Für Hunde- und Katzenbesitzer könnte ein neues EU-Gesetz teuer werden: Was soll sich ändern?

Hunde und Katzen sind in Deutschland höchst beliebt: Laut einer repräsentativen Erhebung für den Zentralverband Zoologischer Fachbetriebe Deutschland e.V. lebten im Jahr 2024 15,9 Millionen Katzen und 10,5 Millionen Hunde in deutschen Haushalten. Die EU will nun erstmals einheitliche Mindeststandards für das Wohlergehen und die Rückverfolgbarkeit von Hunden und Katzen einführen. Für private Tierhalter könnten dabei vor allem die Kosten für Mikrochip und Registrierung ins Gewicht fallen – je nach Mitgliedstaat variieren diese Ausgaben.

EU-Gesetz: Neue Pflichten für alle Hunde- und Katzenhalter

Ein entsprechender Gesetzentwurf wurde im Juni 2025 vom EU-Parlament angenommen, wie aus einer Pressemitteilung hervorgeht. Laut der Tagesschau hat das Parlament der Verordnung Ende April 2026 in Straßburg zugestimmt. Viele Regelungen richten sich in erster Linie an Züchter und Händler, betreffen aber letztlich auch jede Privatperson, die eine Katze oder einen Hund hält:

Mikrochip-Pflicht: Jedes Tier muss individuell gekennzeichnet werden.

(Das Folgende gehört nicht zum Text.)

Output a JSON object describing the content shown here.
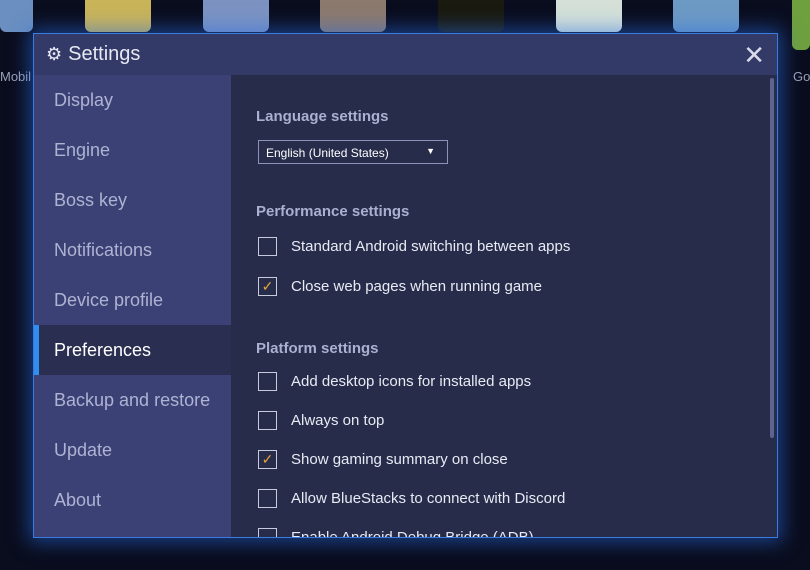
{
  "background": {
    "labels": [
      "Mobil",
      "Go"
    ]
  },
  "dialog": {
    "title": "Settings",
    "title_icon": "gear-icon",
    "close_icon": "close-icon"
  },
  "sidebar": {
    "items": [
      {
        "label": "Display"
      },
      {
        "label": "Engine"
      },
      {
        "label": "Boss key"
      },
      {
        "label": "Notifications"
      },
      {
        "label": "Device profile"
      },
      {
        "label": "Preferences",
        "active": true
      },
      {
        "label": "Backup and restore"
      },
      {
        "label": "Update"
      },
      {
        "label": "About"
      }
    ]
  },
  "main": {
    "language": {
      "heading": "Language settings",
      "selected": "English (United States)"
    },
    "performance": {
      "heading": "Performance settings",
      "options": [
        {
          "label": "Standard Android switching between apps",
          "checked": false
        },
        {
          "label": "Close web pages when running game",
          "checked": true
        }
      ]
    },
    "platform": {
      "heading": "Platform settings",
      "options": [
        {
          "label": "Add desktop icons for installed apps",
          "checked": false
        },
        {
          "label": "Always on top",
          "checked": false
        },
        {
          "label": "Show gaming summary on close",
          "checked": true
        },
        {
          "label": "Allow BlueStacks to connect with Discord",
          "checked": false
        },
        {
          "label": "Enable Android Debug Bridge (ADB)",
          "checked": false
        }
      ]
    }
  },
  "colors": {
    "accent": "#2f8ff0",
    "check": "#e8a23a",
    "sidebar": "#3c4175",
    "content": "#272c4a"
  }
}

Registrierung in nationalen Datenbanken: Einmalige Anmeldung aller Chips inklusive Informationen über Alter, Geschlecht und Herkunft des Tieres in einer landeseigenen Datenbank.

Zentraler EU-Index: Mikrochip-Identifikationsnummer und Datenbank-Information werden in einer von der Kommission betriebenen Indexdatenbank zusammengeführt.

Als Fristen für die........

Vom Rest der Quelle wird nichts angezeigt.